An unpredictable and dangerous bushfire that claimed more than a dozen houses and sheds continues to burn on multiple fronts in central Queensland.
The massive 14 kilometre-wide blaze is burning from Cobraball toward Lake Mary, Bungundarra and Maryvale in the Yeppoon hinterland.
Another leave immediately order was issued on Sunday afternoon, with emergency services warning the blaze is expected to have a significant impact on the community.
Livingstone Shire Council Mayor Bill Ludwig said the out-of-control blaze is one of most dangerous and unpredictable fires the region had seen.
"This is a fire with multiple fronts," he told AAP.
"There's a front heading to the north, two heading to the east in different locations and one heading to the south and another the west."
Overnight the fire burned 16 structures, including homes, as ember attacks lit fires 200 metres in advance of the firefront.
Sheds and farming equipment have also been lost as 6000 hectares of grazing, agricultural and bushland burnt.
"It was an impossible night, unfortunately, we just had to let the fire burn and focus on getting people out of the way," Mr Ludwig said.
Mr Ludwig said emergency services continue to be challenged as windy conditions fan the blaze.

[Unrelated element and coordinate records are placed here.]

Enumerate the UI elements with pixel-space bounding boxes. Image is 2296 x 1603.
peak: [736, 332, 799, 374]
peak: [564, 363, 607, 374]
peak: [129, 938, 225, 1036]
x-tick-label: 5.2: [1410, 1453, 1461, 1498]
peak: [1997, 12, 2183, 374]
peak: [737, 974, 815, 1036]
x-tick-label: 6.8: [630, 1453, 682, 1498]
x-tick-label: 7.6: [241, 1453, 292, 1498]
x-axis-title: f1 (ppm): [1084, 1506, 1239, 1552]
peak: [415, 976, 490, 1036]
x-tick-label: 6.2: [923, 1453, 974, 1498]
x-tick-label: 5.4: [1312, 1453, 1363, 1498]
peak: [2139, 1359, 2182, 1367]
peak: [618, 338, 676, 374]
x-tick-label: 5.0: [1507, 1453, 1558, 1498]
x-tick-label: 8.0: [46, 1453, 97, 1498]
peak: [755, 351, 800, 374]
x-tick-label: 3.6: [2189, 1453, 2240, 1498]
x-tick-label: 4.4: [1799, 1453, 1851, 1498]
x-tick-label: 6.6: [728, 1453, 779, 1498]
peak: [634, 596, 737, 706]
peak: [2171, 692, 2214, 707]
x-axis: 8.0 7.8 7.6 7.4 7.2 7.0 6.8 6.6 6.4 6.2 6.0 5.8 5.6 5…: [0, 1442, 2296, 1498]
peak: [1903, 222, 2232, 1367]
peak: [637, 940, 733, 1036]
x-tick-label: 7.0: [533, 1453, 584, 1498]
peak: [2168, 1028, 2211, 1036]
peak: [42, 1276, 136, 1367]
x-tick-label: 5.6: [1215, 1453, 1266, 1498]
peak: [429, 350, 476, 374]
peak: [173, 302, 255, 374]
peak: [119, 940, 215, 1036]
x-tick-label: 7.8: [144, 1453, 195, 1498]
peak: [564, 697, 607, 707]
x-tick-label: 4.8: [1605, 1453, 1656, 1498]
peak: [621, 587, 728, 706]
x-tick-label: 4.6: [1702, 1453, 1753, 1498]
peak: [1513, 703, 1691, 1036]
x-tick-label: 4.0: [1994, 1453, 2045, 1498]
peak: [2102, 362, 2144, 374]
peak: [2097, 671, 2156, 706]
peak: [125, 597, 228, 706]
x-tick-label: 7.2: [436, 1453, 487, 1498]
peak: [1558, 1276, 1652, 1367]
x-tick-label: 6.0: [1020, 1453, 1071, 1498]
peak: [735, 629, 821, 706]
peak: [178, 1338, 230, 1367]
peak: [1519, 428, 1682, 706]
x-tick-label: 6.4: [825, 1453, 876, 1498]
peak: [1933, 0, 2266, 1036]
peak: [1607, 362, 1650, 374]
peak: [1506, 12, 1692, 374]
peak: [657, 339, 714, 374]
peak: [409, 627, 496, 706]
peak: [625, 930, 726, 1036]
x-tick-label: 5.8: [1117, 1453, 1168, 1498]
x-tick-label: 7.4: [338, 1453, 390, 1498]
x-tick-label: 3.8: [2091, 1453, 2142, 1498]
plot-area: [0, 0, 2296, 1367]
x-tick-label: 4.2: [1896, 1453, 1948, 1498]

"With no rain on the horizon, this is something that has to play out through the reduction of fuel loads through the fire working its way in the direction the elements are taking it," he said.
Yeppoon resident John McGrath said the scale and power of the fire he saw at midnight from a road block reminded him of seeing the 2003 Canberra bushfires that burned down 550 houses.
"Residents who had just taken family and animals to the safety of Yeppoon were not allowed home. You could see why," he posted on Facebook on Sunday.
"I spoke to a good friend at midnight who, with power cut to the area, was putting out spotfires one bucket a time."
"I heard of someone else using milk, orange juice and any liquid fridge contents to do the same," he said.
Another of his friends fled through a firestorm.
"He said it was the scariest experience of his life," Mr McGrath said.